The American Way of Death in Football Conditioning

9781770417502
176 pages
Ecw Press
Overview

“Football’s massive popularity is undeniable, as are the many reasons players and fans are drawn to the game. But what is also undeniable is the game’s brutality and the troubling aspects of football culture at all levels. To whatever extent the reader shares Irv Muchnick’s perspective and conclusions, the evidence and arguments he presents deserve thoughtful attention.” — Bob Costas, Emmy Award–winning sportscaster

“Muchnick’s jeremiad digs deeper than ever into the greed and hypocrisy of high school and college football, and the trail of broken bodies left in their wake. His information on the perils of conditioning is essential reading and might save your kid’s life.” — Robert Lipsyte, author of The Contender and SportsWorld

Football’s concussion crisis is well known, with our Hall of Fame heroes behaving erratically and dying young. But did you know that kid players across the continent die every year before a single ball is snapped — just from extreme conditioning drills directed by all-powerful coaches? And then, when the unimaginable happens, the football world simply buries the evidence, pays off victims’ families, and moves on …
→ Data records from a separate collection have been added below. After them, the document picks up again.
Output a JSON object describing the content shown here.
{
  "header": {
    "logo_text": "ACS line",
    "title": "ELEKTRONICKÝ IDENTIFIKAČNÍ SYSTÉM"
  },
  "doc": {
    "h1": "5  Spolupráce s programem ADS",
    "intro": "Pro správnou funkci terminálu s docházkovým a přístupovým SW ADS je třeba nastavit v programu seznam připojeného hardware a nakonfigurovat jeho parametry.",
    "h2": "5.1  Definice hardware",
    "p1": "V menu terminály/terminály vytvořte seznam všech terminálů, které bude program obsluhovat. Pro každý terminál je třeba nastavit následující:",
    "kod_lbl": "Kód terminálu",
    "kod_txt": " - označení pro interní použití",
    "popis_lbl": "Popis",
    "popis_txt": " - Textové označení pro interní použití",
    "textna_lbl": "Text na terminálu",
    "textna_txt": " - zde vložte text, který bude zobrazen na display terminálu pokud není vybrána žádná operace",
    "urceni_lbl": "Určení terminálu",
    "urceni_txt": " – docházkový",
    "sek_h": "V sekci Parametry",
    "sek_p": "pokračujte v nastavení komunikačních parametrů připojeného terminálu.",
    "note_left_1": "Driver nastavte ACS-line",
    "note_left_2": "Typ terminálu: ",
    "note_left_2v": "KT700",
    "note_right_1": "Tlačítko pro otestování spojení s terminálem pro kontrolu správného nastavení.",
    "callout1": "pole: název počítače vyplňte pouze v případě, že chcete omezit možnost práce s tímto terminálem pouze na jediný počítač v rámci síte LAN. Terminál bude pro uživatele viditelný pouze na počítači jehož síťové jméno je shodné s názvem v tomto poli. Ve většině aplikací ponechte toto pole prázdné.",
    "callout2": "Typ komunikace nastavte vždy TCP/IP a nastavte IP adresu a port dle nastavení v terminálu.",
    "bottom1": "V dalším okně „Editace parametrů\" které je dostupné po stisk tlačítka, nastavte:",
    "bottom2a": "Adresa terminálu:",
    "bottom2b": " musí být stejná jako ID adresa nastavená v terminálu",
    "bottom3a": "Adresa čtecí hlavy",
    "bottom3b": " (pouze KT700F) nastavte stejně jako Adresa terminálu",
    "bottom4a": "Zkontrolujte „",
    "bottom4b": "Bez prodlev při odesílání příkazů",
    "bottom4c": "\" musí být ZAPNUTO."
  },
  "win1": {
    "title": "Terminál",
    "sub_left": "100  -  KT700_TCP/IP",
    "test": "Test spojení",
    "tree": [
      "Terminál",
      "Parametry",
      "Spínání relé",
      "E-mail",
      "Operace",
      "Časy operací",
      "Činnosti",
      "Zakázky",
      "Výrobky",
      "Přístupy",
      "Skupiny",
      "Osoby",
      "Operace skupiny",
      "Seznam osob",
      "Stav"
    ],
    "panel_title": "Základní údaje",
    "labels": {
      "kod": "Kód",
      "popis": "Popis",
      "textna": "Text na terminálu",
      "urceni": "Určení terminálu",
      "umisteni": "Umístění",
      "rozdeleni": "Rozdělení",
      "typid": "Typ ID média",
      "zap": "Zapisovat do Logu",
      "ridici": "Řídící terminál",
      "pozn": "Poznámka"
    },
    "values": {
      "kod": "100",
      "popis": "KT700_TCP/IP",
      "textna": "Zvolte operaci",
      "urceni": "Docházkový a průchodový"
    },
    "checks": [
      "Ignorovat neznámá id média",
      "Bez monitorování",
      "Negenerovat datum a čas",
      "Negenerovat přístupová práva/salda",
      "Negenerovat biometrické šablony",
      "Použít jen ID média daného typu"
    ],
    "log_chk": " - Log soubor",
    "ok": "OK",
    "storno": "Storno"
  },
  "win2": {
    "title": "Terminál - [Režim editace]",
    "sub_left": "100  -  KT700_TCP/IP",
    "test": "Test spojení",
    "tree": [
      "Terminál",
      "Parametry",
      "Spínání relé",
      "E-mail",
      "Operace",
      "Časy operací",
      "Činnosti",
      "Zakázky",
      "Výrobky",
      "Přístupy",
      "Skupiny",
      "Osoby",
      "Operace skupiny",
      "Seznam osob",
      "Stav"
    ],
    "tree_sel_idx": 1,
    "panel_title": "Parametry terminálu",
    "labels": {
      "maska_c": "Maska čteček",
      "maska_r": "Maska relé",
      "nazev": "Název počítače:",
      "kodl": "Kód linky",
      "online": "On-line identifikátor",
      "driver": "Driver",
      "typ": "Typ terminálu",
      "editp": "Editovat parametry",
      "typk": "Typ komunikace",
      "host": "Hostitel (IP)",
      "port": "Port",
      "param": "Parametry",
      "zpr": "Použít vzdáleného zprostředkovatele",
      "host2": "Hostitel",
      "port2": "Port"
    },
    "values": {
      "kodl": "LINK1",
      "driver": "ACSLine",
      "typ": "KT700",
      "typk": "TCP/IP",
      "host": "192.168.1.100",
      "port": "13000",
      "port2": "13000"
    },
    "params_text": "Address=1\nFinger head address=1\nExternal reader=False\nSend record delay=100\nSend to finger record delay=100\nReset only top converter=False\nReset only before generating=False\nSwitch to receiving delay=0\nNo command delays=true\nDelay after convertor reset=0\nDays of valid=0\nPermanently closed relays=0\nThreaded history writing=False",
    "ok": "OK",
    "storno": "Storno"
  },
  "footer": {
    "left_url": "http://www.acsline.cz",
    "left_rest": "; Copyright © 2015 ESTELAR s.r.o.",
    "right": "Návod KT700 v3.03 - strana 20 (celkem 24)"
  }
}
Without Helmets or Shoulder Pads presents the shocking stories of young men struck down by exertional heatstroke and other, often unacknowledged, causes. Taking the conversation about football and public health to a new level with investigations of the sport’s underreported worst tragedies and cover-ups it makes the case that no matter how much we enjoy America’s most popular sport at elite levels it belongs out of our public schools and off our public fields.

Author Bio

Irvin Muchnick “produces magnificent investigative journalism,” wrote the late dean of sportswriters, Frank Deford. Muchnick’s writings have inspired congressional investigations of deaths in the pro wrestling industry and government investigations — in the U.S., Ireland, Brazil, and Venezuela — of sexual abuse by youth swimming coaches. He lives in Berkeley, California.